Padova. - Una piazza pubblica.
Entrano Lucenzio e Tranio.
Luc. Tranio, sospinto dal violento desiderio che avevo di vedere la bella Padova, nutrice delle arti, eccomi giunto in Lombardia, ridente giardino d’Italia. Io venni qui col permesso di un padre che mi ama, e accompagnatovi da te, degno servitore: respiriamo qui dunque, e cominciamo un corso scientifico e letterario. Pisa, rinomata pe’ suoi illustri cittadini, mi diede nascita; Vincenzo mio padre, mercatante che faceva tanto commercio, discende, lo sai, dai Bentivogli. È necessario quindi che il figlio di Vincenzo, educato a Firenze, si abbellì d’ogni virtù; e questo io voglio fare. Ho lasciata Pisa, e son venuto a Padova, come uomo che abbandona una leggiera superficie d’acqua per ire ad immergersi in un fiume, largamente abbeverandosi de’ suoi flutti.
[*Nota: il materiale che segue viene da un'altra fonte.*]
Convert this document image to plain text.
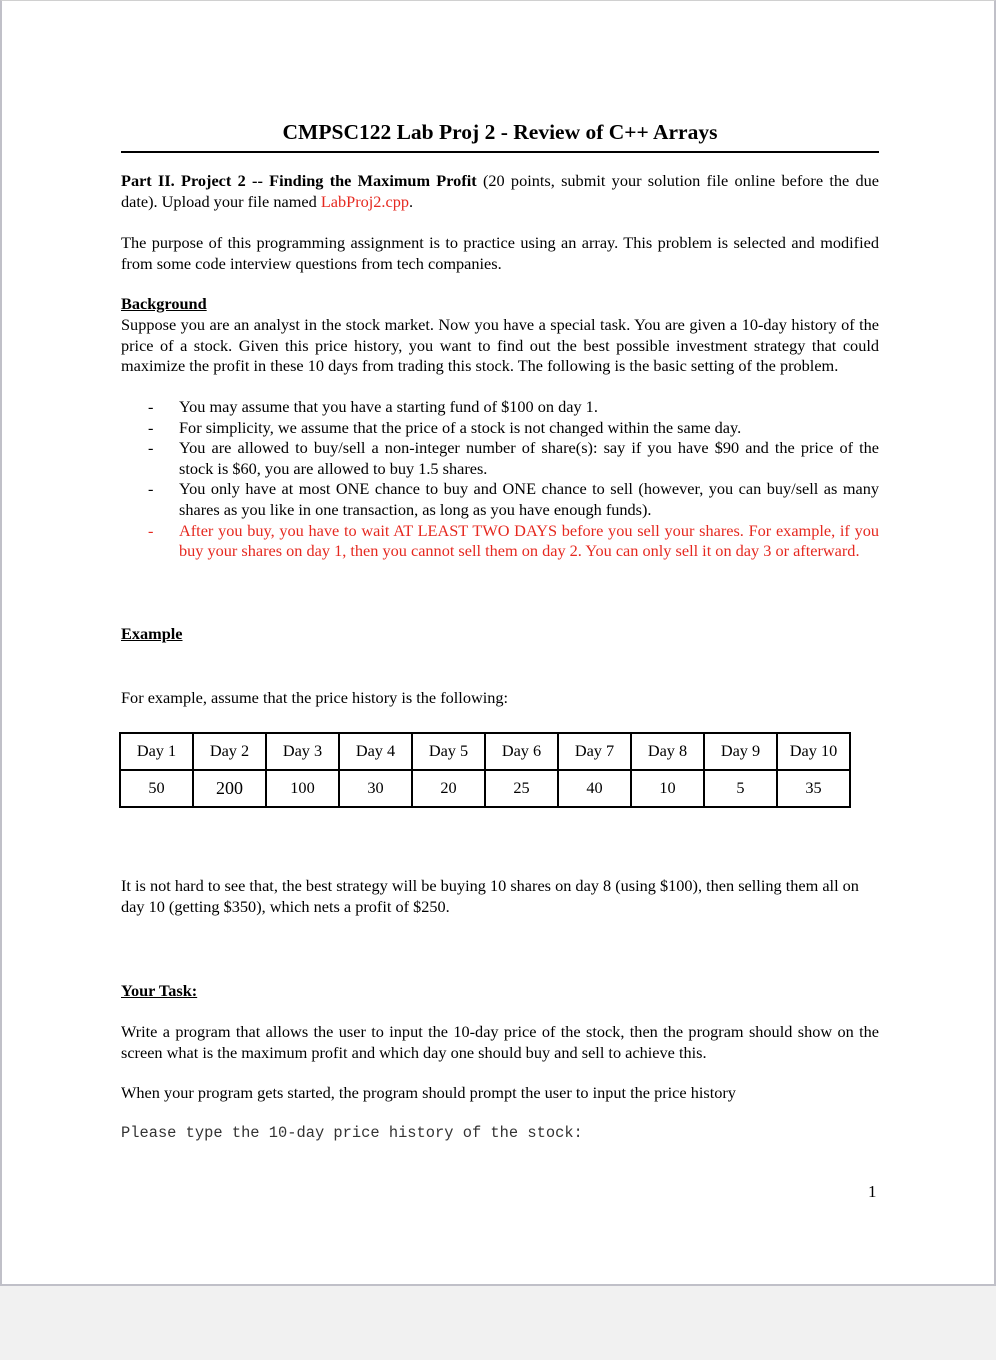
CMPSC122 Lab Proj 2 - Review of C++ Arrays
Part II. Project 2 -- Finding the Maximum Profit (20 points, submit your solution file online before the due date). Upload your file named LabProj2.cpp.
The purpose of this programming assignment is to practice using an array. This problem is selected and modified from some code interview questions from tech companies.
Background
Suppose you are an analyst in the stock market. Now you have a special task. You are given a 10-day history of the price of a stock. Given this price history, you want to find out the best possible investment strategy that could maximize the profit in these 10 days from trading this stock. The following is the basic setting of the problem.
- You may assume that you have a starting fund of $100 on day 1.
- For simplicity, we assume that the price of a stock is not changed within the same day.
- You are allowed to buy/sell a non-integer number of share(s): say if you have $90 and the price of the stock is $60, you are allowed to buy 1.5 shares.
- You only have at most ONE chance to buy and ONE chance to sell (however, you can buy/sell as many shares as you like in one transaction, as long as you have enough funds).
- After you buy, you have to wait AT LEAST TWO DAYS before you sell your shares. For example, if you buy your shares on day 1, then you cannot sell them on day 2. You can only sell it on day 3 or afterward.
Example
For example, assume that the price history is the following:
Day 1	Day 2	Day 3	Day 4	Day 5	Day 6	Day 7	Day 8	Day 9	Day 10
50	200	100	30	20	25	40	10	5	35
It is not hard to see that, the best strategy will be buying 10 shares on day 8 (using $100), then selling them all on day 10 (getting $350), which nets a profit of $250.
Your Task:
Write a program that allows the user to input the 10-day price of the stock, then the program should show on the screen what is the maximum profit and which day one should buy and sell to achieve this.
When your program gets started, the program should prompt the user to input the price history
Please type the 10-day price history of the stock:
1
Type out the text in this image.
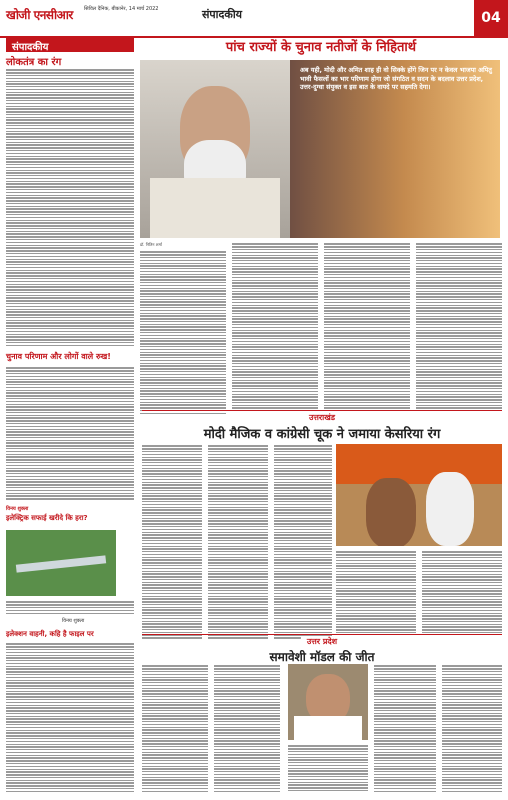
खोजी एनसीआर सिविल दैनिक, बीकानेर, 14 मार्च 2022	संपादकीय	04
संपादकीय
लोकतंत्र का रंग
चुनाव परिणाम और लोगों वाले रुख!
विनय शुक्ला
इलेक्ट्रिक सफाई खरीदे कि हरा?
विनय शुक्ला
इलेक्शन वाहनी, कहि है फाइल पर
पांच राज्यों के चुनाव नतीजों के निहितार्थ
अब यही, मोदी और अमित शाह ही वो सिक्के होंगे जिन पर न केवल भाजपा अपितु भावी फैसलों का भार परिणाम होगा जो संगठित व सदन के बदलाव उत्तर प्रदेश, उत्तर-दुग्धा संयुक्त व इस बात के वायदे पर सहमति देगा।
डॉ. नितिन शर्मा
उत्तराखंड
मोदी मैजिक व कांग्रेसी चूक ने जमाया केसरिया रंग
उत्तर प्रदेश
समावेशी मॉडल की जीत
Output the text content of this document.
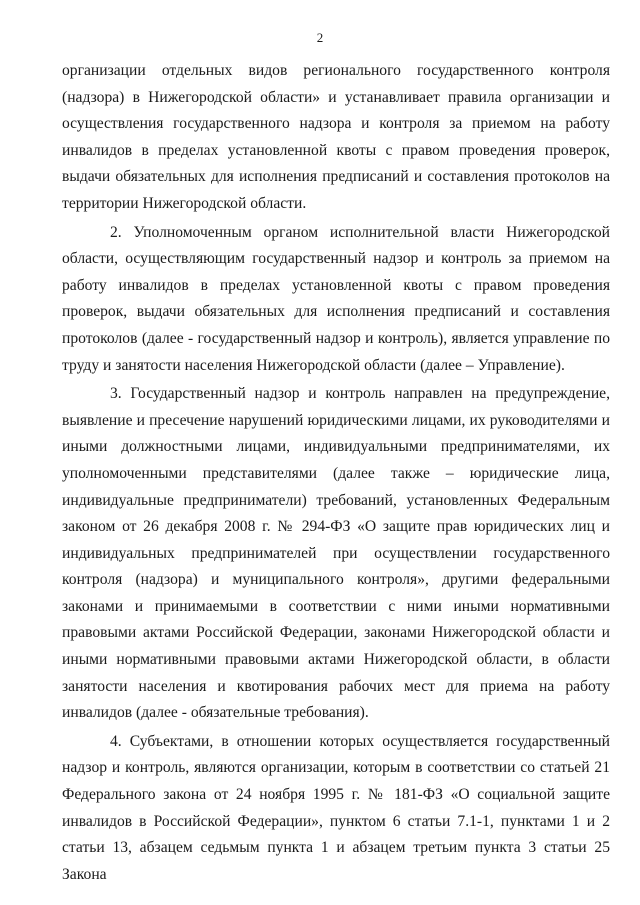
2

организации отдельных видов регионального государственного контроля (надзора) в Нижегородской области» и устанавливает правила организации и осуществления государственного надзора и контроля за приемом на работу инвалидов в пределах установленной квоты с правом проведения проверок, выдачи обязательных для исполнения предписаний и составления протоколов на территории Нижегородской области.

2. Уполномоченным органом исполнительной власти Нижегородской области, осуществляющим государственный надзор и контроль за приемом на работу инвалидов в пределах установленной квоты с правом проведения проверок, выдачи обязательных для исполнения предписаний и составления протоколов (далее - государственный надзор и контроль), является управление по труду и занятости населения Нижегородской области (далее – Управление).

3. Государственный надзор и контроль направлен на предупреждение, выявление и пресечение нарушений юридическими лицами, их руководителями и иными должностными лицами, индивидуальными предпринимателями, их уполномоченными представителями (далее также – юридические лица, индивидуальные предприниматели) требований, установленных Федеральным законом от 26 декабря 2008 г. № 294-ФЗ «О защите прав юридических лиц и индивидуальных предпринимателей при осуществлении государственного контроля (надзора) и муниципального контроля», другими федеральными законами и принимаемыми в соответствии с ними иными нормативными правовыми актами Российской Федерации, законами Нижегородской области и иными нормативными правовыми актами Нижегородской области, в области занятости населения и квотирования рабочих мест для приема на работу инвалидов (далее - обязательные требования).

4. Субъектами, в отношении которых осуществляется государственный надзор и контроль, являются организации, которым в соответствии со статьей 21 Федерального закона от 24 ноября 1995 г. № 181-ФЗ «О социальной защите инвалидов в Российской Федерации», пунктом 6 статьи 7.1-1, пунктами 1 и 2 статьи 13, абзацем седьмым пункта 1 и абзацем третьим пункта 3 статьи 25 Закона
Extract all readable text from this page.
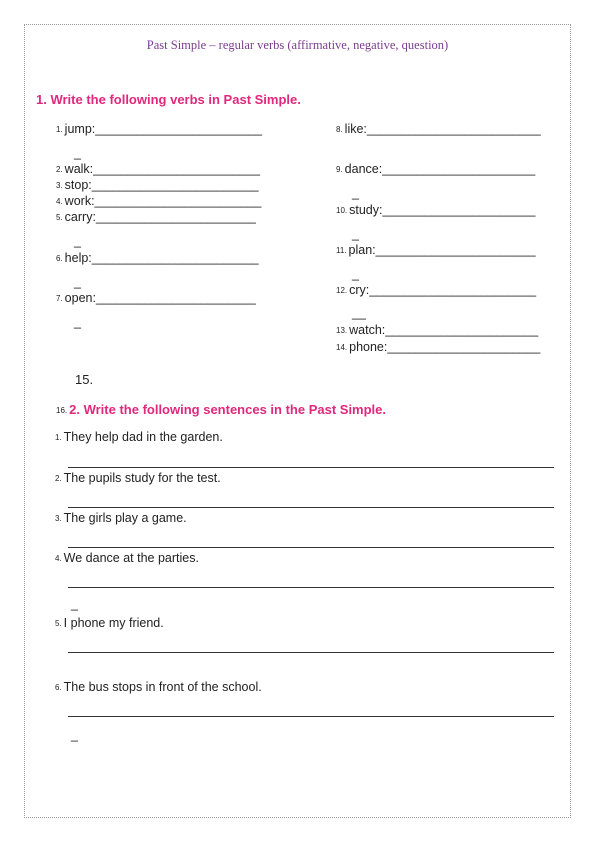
Past Simple – regular verbs (affirmative, negative, question)
1. Write the following verbs in Past Simple.
1. jump:________________________
_
2. walk:________________________
3. stop:________________________
4. work:________________________
5. carry:_______________________
_
6. help:________________________
_
7. open:_______________________
_
8. like:_________________________
9. dance:______________________
_
10. study:______________________
_
11. plan:_______________________
_
12. cry:________________________
__
13. watch:______________________
14. phone:______________________
15.
16. 2. Write the following sentences in the Past Simple.
1. They help dad in the garden.
2. The pupils study for the test.
3. The girls play a game.
4. We dance at the parties.
_
5. I phone my friend.
6. The bus stops in front of the school.
_
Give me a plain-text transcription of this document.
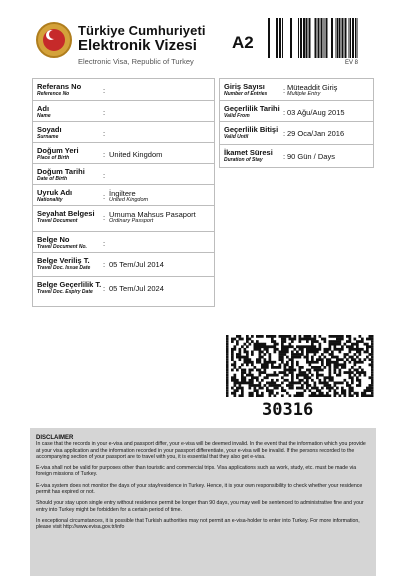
Türkiye Cumhuriyeti
Elektronik Vizesi
Electronic Visa, Republic of Turkey
A2
EV 8
Referans No
Reference No	:
Adı
Name	:
Soyadı
Surname	:
Doğum Yeri
Place of Birth	: United Kingdom
Doğum Tarihi
Date of Birth	:
Uyruk Adı
Nationality	: İngiltere
United Kingdom
Seyahat Belgesi
Travel Document	: Umuma Mahsus Pasaport
Ordinary Passport
Belge No
Travel Document No. :
Belge Veriliş T.
Travel Doc. Issue Date : 05 Tem/Jul 2014
Belge Geçerlilik T.
Travel Doc. Expiry Date : 05 Tem/Jul 2024
Giriş Sayısı
Number of Entries : Müteaddit Giriş
Multiple Entry
Geçerlilik Tarihi
Valid From	: 03 Ağu/Aug 2015
Geçerlilik Bitişi
Valid Until	: 29 Oca/Jan 2016
İkamet Süresi
Duration of Stay	: 90 Gün / Days
30316
DISCLAIMER

In case that the records in your e-visa and passport differ, your e-visa will be deemed invalid. In the event that the information which you provide at your visa application and the information recorded in your passport differentiate, your e-visa will be invalid. If the persons recorded to the accompanying section of your passport are to travel with you, it is essential that they also get e-visa.

E-visa shall not be valid for purposes other than touristic and commercial trips. Visa applications such as work, study, etc. must be made via foreign missions of Turkey.

E-visa system does not monitor the days of your stay/residence in Turkey. Hence, it is your own responsibility to check whether your residence permit has expired or not.

Should your stay upon single entry without residence permit be longer than 90 days, you may well be sentenced to administrative fine and your entry into Turkey might be forbidden for a certain period of time.

In exceptional circumstances, it is possible that Turkish authorities may not permit an e-visa-holder to enter into Turkey. For more information, please visit http://www.evisa.gov.tr/info
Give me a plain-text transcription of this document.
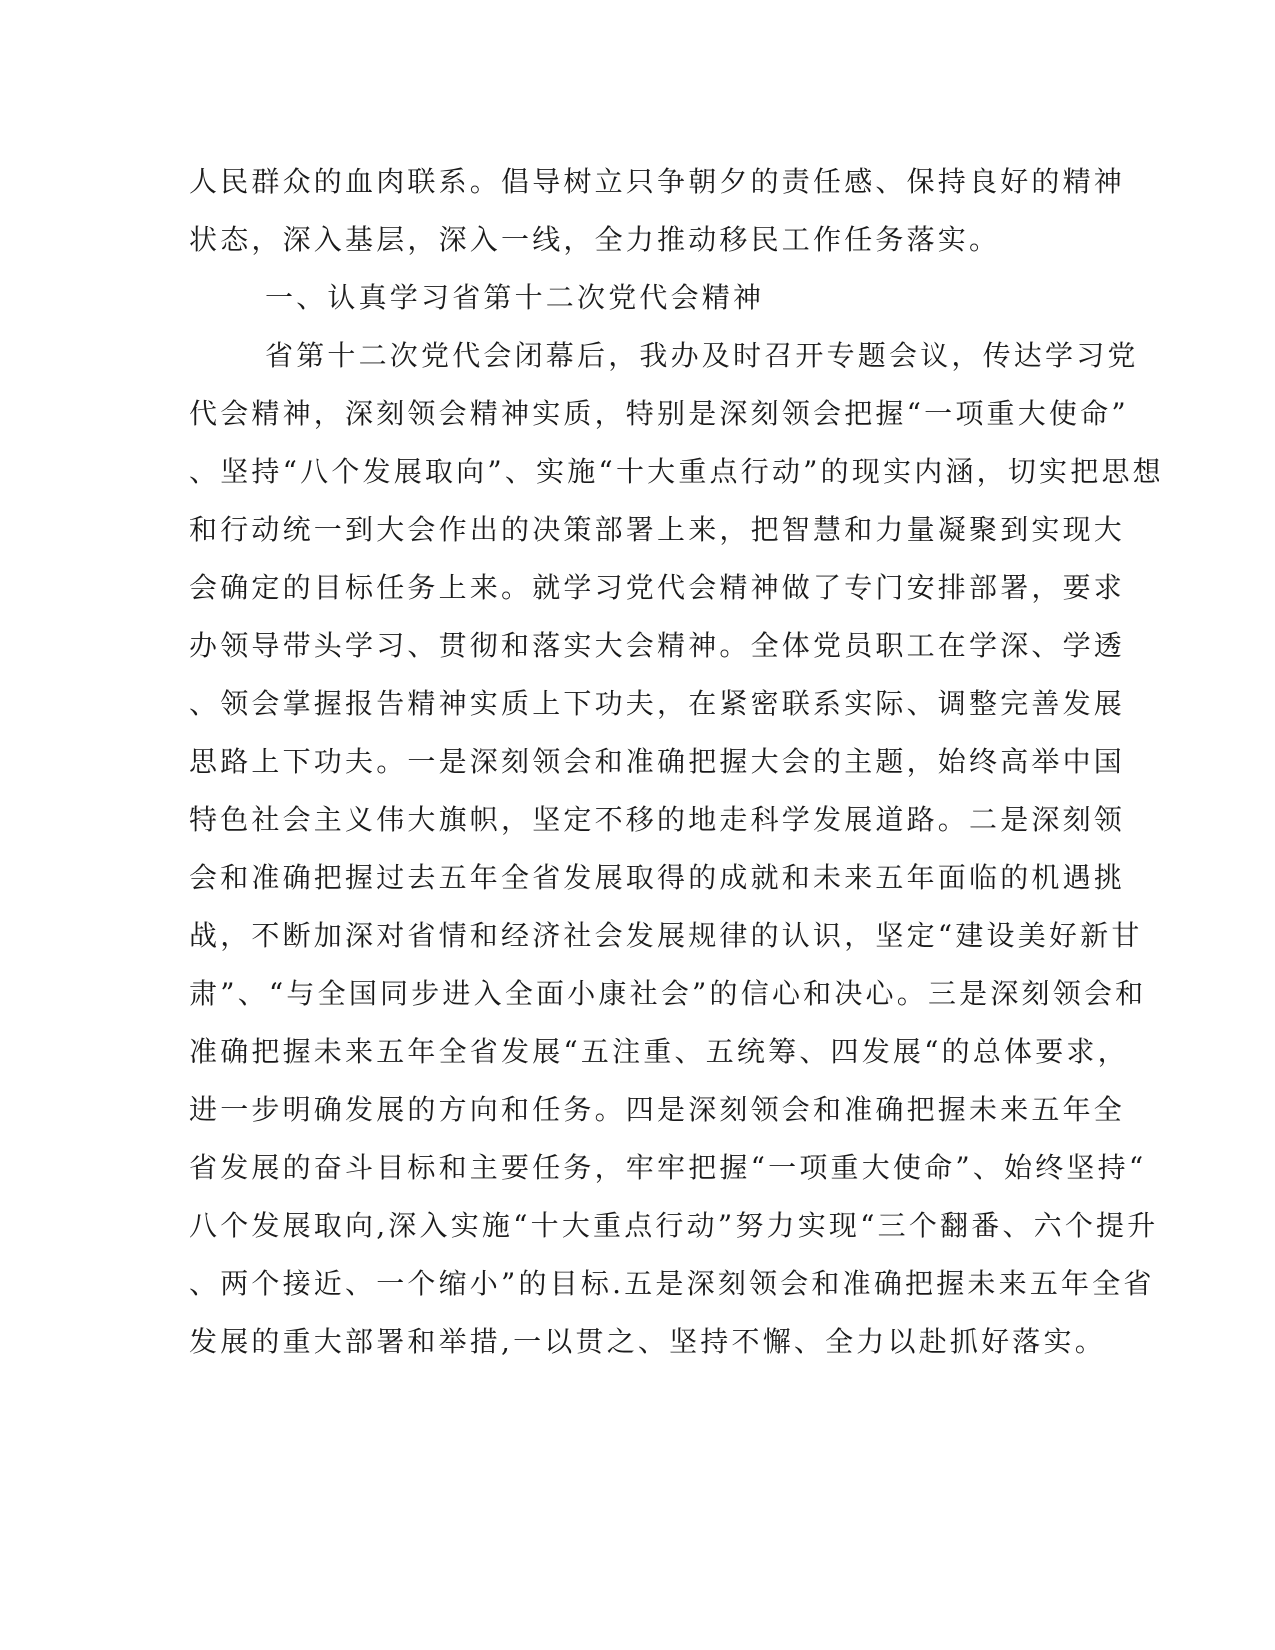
人民群众的血肉联系。倡导树立只争朝夕的责任感、保持良好的精神
状态，深入基层，深入一线，全力推动移民工作任务落实。
一、认真学习省第十二次党代会精神
省第十二次党代会闭幕后，我办及时召开专题会议，传达学习党
代会精神，深刻领会精神实质，特别是深刻领会把握“一项重大使命”
、坚持“八个发展取向”、实施“十大重点行动”的现实内涵，切实把思想
和行动统一到大会作出的决策部署上来，把智慧和力量凝聚到实现大
会确定的目标任务上来。就学习党代会精神做了专门安排部署，要求
办领导带头学习、贯彻和落实大会精神。全体党员职工在学深、学透
、领会掌握报告精神实质上下功夫，在紧密联系实际、调整完善发展
思路上下功夫。一是深刻领会和准确把握大会的主题，始终高举中国
特色社会主义伟大旗帜，坚定不移的地走科学发展道路。二是深刻领
会和准确把握过去五年全省发展取得的成就和未来五年面临的机遇挑
战，不断加深对省情和经济社会发展规律的认识，坚定“建设美好新甘
肃”、“与全国同步进入全面小康社会”的信心和决心。三是深刻领会和
准确把握未来五年全省发展“五注重、五统筹、四发展“的总体要求，
进一步明确发展的方向和任务。四是深刻领会和准确把握未来五年全
省发展的奋斗目标和主要任务，牢牢把握“一项重大使命”、始终坚持“
八个发展取向,深入实施“十大重点行动”努力实现“三个翻番、六个提升
、两个接近、一个缩小”的目标.五是深刻领会和准确把握未来五年全省
发展的重大部署和举措,一以贯之、坚持不懈、全力以赴抓好落实。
Tran. Lodo assai il mio amabile signore per vederlo perseverare nei suoi nobili divisamenti. Solo, mio caro padrone, mentre ammiriamo tanto la virtù e lo studio della morale, guardiamoci dal divenire stoici, ve ne scongiuro, nè siamo così ligi ai dori precetti di Aristotile, che l’amabile Ovidio debba essere interamente proscritto da noi. Parliam di logica con cognizione, ma siamo retori parlandone; profittiamo della musica e della poesia per ricrearci gli spiriti, e sopratutto versiamo assai nelle matematiche e nella metafisica, scienze prime del mondo.
Luc. Ti ringrazio, Tranio, e ho nel concetto che meritano le tue parole. Ah Biondello! se tu fossi qui giunto, noi faremmo ora i nostri apparecchi insieme, e prenderemmo quell’albergo che ci tornasse più idoneo, per ricevere quegli amici che il tempo ci procaccierà in Padova. Ma chi son coloro che vengono verso di noi?
Tran. Saranno persone mandate per ben accoglierne. (entrano Battista, Caterina, Bianca, Gremio e Ortensio: Lucenzio e Tranio stanno in disparte)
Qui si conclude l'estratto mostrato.